A stranger called my sister


My sister had been quiet. No one knew her very well. Not even me the brother. We had been close when we were younger but as we got older, I made many friends and always spent time with them. I had never seen my sister bring a friend home but she did talk about this one person a lot. Later I found that they were best friends, a guy from her class. I tried to know more about my sister from him but he seemed to only know what she had told him, which wasn't much either. My sister kept her life too private.

My parents couldn't find anything to talk about her aside from that she was a good mannered girl who didn't cause any trouble. There were no memories to share. We didn't eat together. The only activity that we did together was go to church together. My sister did have dinner with my mom but mom knew nothing about her. It is almost as if we lived with a stranger. I can't believe I know more about my friends and celebrities I will never meet than my own sister. And here I thought I was a good brother.

While looking through my sister's belongings looking for what to keep and what not, I saw that she kept her secrets to herself well. She had a box under her bed in corner and it had all her diaries. Before I opened each one of them, I didn't understand why she had so many of them. But when I read half of them, I understood how it might have been for her.
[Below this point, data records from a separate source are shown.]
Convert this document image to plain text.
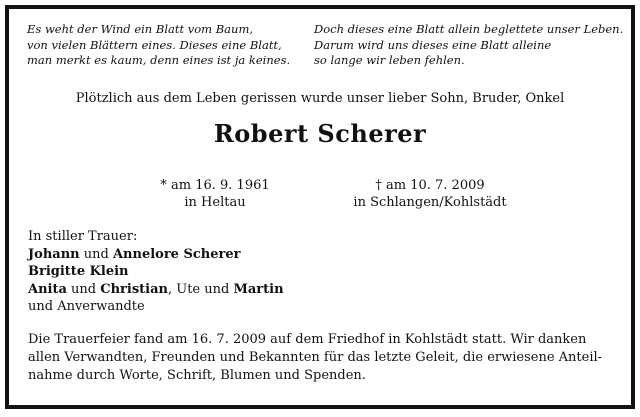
Es weht der Wind ein Blatt vom Baum,
von vielen Blättern eines. Dieses eine Blatt,
man merkt es kaum, denn eines ist ja keines.
Doch dieses eine Blatt allein beglettete unser Leben.
Darum wird uns dieses eine Blatt alleine
so lange wir leben fehlen.
Plötzlich aus dem Leben gerissen wurde unser lieber Sohn, Bruder, Onkel
Robert Scherer
* am 16. 9. 1961
in Heltau
† am 10. 7. 2009
in Schlangen/Kohlstädt
In stiller Trauer:
Johann und Annelore Scherer
Brigitte Klein
Anita und Christian, Ute und Martin
und Anverwandte
Die Trauerfeier fand am 16. 7. 2009 auf dem Friedhof in Kohlstädt statt. Wir danken
allen Verwandten, Freunden und Bekannten für das letzte Geleit, die erwiesene Anteil-
nahme durch Worte, Schrift, Blumen und Spenden.
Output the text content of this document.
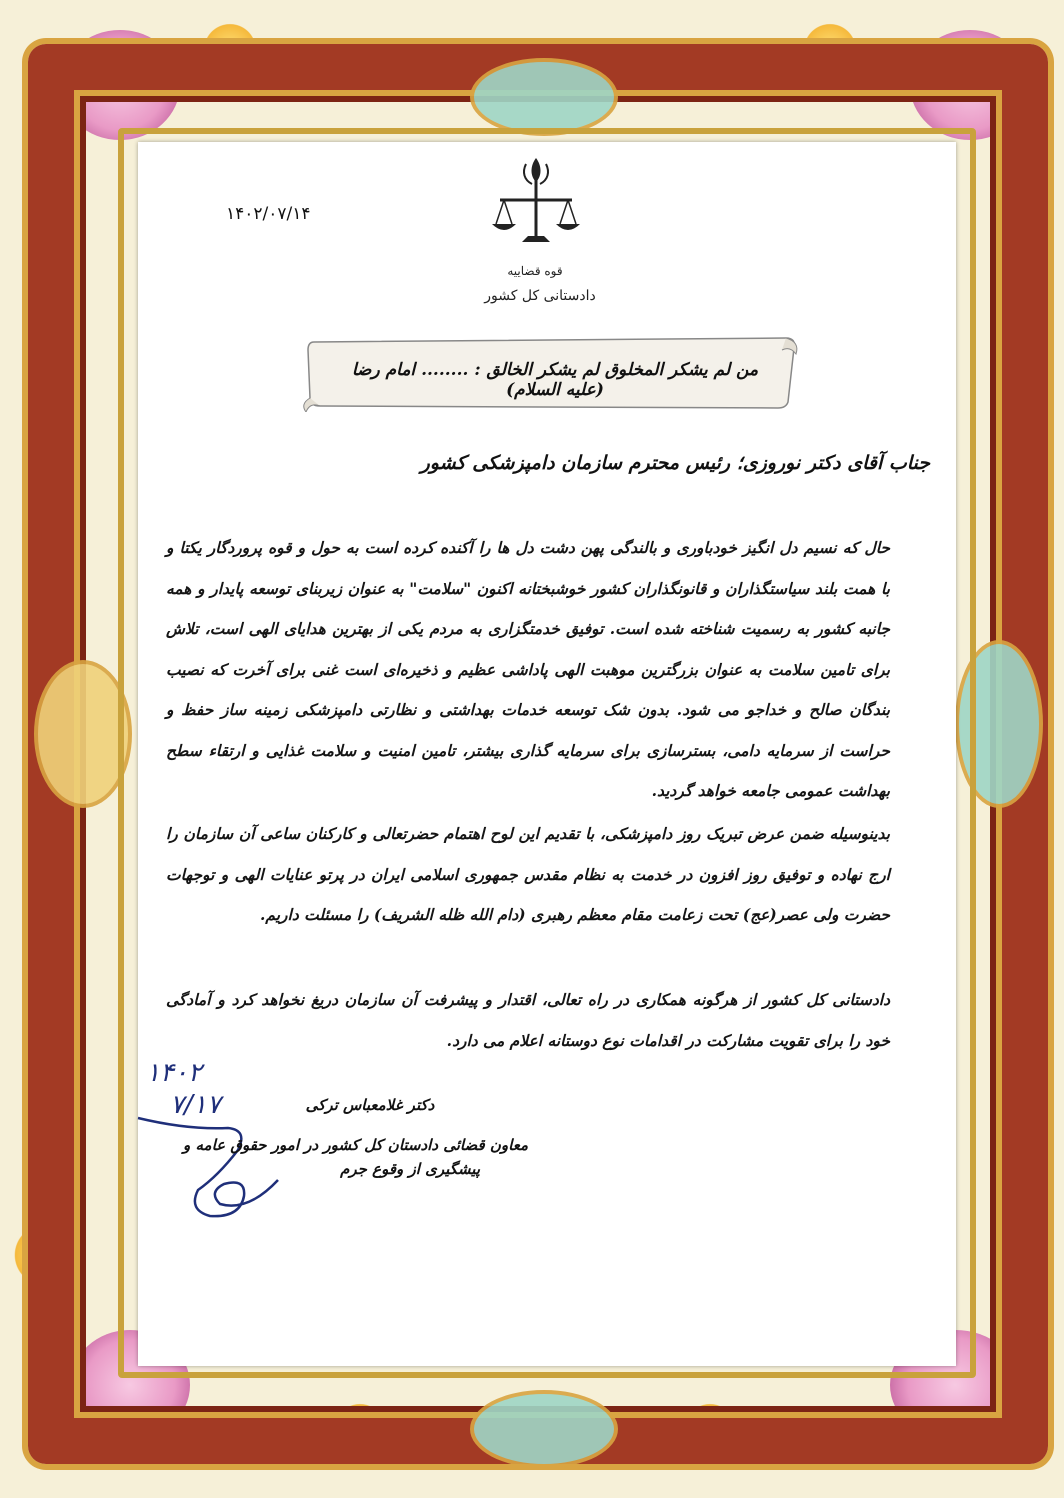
۱۴۰۲/۰۷/۱۴
قوه قضاییه
دادستانی کل کشور
من لم یشکر المخلوق لم یشکر الخالق : ........ امام رضا (علیه السلام)
جناب آقای دکتر نوروزی؛ رئیس محترم سازمان دامپزشکی کشور
حال که نسیم دل انگیز خودباوری و بالندگی پهن دشت دل ها را آکنده کرده است به حول و قوه پروردگار یکتا و با همت بلند سیاستگذاران و قانونگذاران کشور خوشبختانه اکنون "سلامت" به عنوان زیربنای توسعه پایدار و همه جانبه کشور به رسمیت شناخته شده است. توفیق خدمتگزاری به مردم یکی از بهترین هدایای الهی است، تلاش برای تامین سلامت به عنوان بزرگترین موهبت الهی پاداشی عظیم و ذخیره‌ای است غنی برای آخرت که نصیب بندگان صالح و خداجو می شود. بدون شک توسعه خدمات بهداشتی و نظارتی دامپزشکی زمینه ساز حفظ و حراست از سرمایه دامی، بسترسازی برای سرمایه گذاری بیشتر، تامین امنیت و سلامت غذایی و ارتقاء سطح بهداشت عمومی جامعه خواهد گردید.
بدینوسیله ضمن عرض تبریک روز دامپزشکی، با تقدیم این لوح اهتمام حضرتعالی و کارکنان ساعی آن سازمان را ارج نهاده و توفیق روز افزون در خدمت به نظام مقدس جمهوری اسلامی ایران در پرتو عنایات الهی و توجهات حضرت ولی عصر(عج) تحت زعامت مقام معظم رهبری (دام الله ظله الشریف) را مسئلت داریم.
دادستانی کل کشور از هرگونه همکاری در راه تعالی، اقتدار و پیشرفت آن سازمان دریغ نخواهد کرد و آمادگی خود را برای تقویت مشارکت در اقدامات نوع دوستانه اعلام می دارد.
۱۴۰۲
۷/۱۷	دکتر غلامعباس ترکی
معاون قضائی دادستان کل کشور در امور حقوق عامه و
پیشگیری از وقوع جرم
We neglected her because we thought she would do well on her own. Just because she didn't cause any trouble made us think that she could take of herself; we didn't feel obligated to take care of her. I wish I could go back.

As if she knew what was going to happen to her, all her devices were found home and not encrypted. She didn't commit suicide but why were her devices unlocked? I had once tried to see what she is always looking at on her computer alone but couldn't enter any of her devices. She was mad at me then. I should have tried harder to get to know her. Every type of relationship requires effort regardless with whom. Even your hatred for someone needs a flame to keep burning. 

My sister had recorded videos of herself walking on streets, listening to music, eating, drawing sketches of her favourite artists, trying on different clothes, and even talking about her crushes. For the first time in my life did I cry; the only time I missed my sister. Why did she have to go too early. We had never lived as siblings. I know life teaches lessons daily but this was a bit extreme. 

I was happy to see my sister smile through the videos I saw but some made me hate myself. She had written and recorded audios of how she felt. She even kept track of her recordings. My sister had been depressed all this time. Behind smiles there are broken souls. We only focus on someone's demeanor but never stop wonder about what goes on in their minds. What saddens me was that I was the person in charge of the students at school; everyone came to me with their problems. I had met many people with different problems and some like my sister but I never paid any attention at her. She just was my sister. 

There are millions of people who are tackling problems that can't be seen by the eyes; problems that we don't often give value. We tend to live as strong people surrendering to ego and acting like main characters. But some people can't afford to think about that strength. I have to say though, they are the strongest. It must not have been easy to put on a smile while when the night lives they are swallowed by their insecurities and everything else that binds them in darkness. 

Let's pay attention to those closest to us. We blind ourselves in changing the lives of those we think need us more and forget those we share a deeper connection with. Charity begins at home. Family first. 



Inspiration:

Looking through my google drive, I watched the videos of myself I recorded while I was bored and somehow a thought crossed my mind. People watch videos of their loved ones when they die and that made me emotional. Would they watch mine like that. I feel like I should record more videos. They wouldn't know more about me through the videos I have. Maybe they would use my journal. There is more of me there. I got really emotional.